The Process of Toileting
Going to the toilet is a necessary social skill that most children develop sometime around their second year. The process of toilet learning takes time, understanding and patience. The most important rule is not to rush children into using the toilet. As in all aspects of child care, communication with families is essential. The first step in the toilet learning process is talking with families about their ideas and beliefs. The more we can work in cooperation with families, the smoother toilet learning will be for the child. 
        There is no set age at which toilet learning should begin. The right time depends on each child’s physical and emotional readiness. A child is ready to learn to use the toilet when he remains dry for at least 2 hours at a time or is dry after nap; he indicates beforehand that a bowel movement or urination is about to occur; he seems uncomfortable in a wet or soiled diaper; he asks to wear underwear. 
        Here are some further ideas for encouraging healthy, respectful toilet learning in toddlers:

  • Ask families to dress their child in clothing with elastic waistbands that the child can remove herself.

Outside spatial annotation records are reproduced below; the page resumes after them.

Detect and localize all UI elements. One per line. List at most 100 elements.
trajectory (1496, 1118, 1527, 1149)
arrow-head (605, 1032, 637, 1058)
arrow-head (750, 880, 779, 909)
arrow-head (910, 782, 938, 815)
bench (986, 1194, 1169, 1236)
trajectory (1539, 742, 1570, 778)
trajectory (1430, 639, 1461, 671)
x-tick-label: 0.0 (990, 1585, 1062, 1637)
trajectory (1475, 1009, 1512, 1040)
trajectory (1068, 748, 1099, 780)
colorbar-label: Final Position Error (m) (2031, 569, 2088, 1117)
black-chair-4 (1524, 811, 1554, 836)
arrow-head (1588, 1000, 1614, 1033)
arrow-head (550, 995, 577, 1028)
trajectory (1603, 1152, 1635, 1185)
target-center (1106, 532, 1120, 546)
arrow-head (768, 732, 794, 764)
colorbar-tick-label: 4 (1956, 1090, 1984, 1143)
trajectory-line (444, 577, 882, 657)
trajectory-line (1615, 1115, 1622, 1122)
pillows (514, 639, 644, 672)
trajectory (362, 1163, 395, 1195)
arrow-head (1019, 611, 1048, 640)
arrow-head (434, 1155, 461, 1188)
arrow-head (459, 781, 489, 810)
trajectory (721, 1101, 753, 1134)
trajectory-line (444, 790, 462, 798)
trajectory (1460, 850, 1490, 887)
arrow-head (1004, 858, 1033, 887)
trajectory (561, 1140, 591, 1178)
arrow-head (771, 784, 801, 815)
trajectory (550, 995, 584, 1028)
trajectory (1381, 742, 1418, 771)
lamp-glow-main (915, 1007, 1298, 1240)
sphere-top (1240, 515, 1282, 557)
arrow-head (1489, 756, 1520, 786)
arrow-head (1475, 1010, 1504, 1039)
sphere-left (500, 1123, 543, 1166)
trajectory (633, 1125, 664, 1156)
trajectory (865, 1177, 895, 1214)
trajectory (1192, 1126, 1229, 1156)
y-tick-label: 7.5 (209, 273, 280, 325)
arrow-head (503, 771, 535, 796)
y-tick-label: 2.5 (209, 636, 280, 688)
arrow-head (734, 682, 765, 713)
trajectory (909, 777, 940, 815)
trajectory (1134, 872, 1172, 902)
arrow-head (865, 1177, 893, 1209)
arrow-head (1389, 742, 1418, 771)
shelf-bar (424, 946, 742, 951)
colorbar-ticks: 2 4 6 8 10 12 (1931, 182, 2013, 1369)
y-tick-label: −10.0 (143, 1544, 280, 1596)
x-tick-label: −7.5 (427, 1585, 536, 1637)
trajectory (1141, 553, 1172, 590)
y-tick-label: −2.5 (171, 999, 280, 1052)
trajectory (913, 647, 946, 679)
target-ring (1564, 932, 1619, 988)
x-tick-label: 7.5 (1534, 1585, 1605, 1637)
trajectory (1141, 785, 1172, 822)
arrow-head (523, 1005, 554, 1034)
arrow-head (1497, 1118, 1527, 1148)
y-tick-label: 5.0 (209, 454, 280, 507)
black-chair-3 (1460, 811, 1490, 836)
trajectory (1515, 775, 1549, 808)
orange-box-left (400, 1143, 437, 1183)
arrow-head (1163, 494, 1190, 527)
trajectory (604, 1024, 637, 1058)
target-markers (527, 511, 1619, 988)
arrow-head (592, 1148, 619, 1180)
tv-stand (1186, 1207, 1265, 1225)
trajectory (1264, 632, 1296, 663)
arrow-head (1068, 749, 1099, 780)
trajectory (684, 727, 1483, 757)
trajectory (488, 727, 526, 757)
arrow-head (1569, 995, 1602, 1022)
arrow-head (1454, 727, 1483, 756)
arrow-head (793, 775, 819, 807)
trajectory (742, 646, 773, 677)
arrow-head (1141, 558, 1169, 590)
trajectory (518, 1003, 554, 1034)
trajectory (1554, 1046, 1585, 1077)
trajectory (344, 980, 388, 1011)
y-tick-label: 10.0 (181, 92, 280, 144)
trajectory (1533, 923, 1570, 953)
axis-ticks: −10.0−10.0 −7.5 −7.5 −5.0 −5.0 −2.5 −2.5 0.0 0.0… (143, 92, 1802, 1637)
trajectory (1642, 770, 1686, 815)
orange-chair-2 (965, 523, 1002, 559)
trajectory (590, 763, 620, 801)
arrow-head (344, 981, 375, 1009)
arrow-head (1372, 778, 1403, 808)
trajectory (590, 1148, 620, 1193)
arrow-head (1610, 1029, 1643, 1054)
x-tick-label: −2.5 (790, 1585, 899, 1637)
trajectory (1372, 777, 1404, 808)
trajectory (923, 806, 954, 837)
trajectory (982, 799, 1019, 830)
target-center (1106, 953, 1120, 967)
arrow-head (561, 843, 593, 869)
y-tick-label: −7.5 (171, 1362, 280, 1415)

Also, be sure there are plenty of extra clean clothes available for the child at the center.
  • Keep the toileting experience positive and relaxed. Toilet learning is closely associated with how a child feels about himself and we never want to punish, humiliate or push children or compare their progress. 
  • Comment favorably when a child is successful. Never display disappointment in a child who is not successful. 
  • Handle “accidents” in a calm, matter-of-fact manner and reassure the child that he has done nothing wrong.
  • Careful sanitation procedures are a must. Each child’s and adult’s hands should be washed thoroughly after each attempt.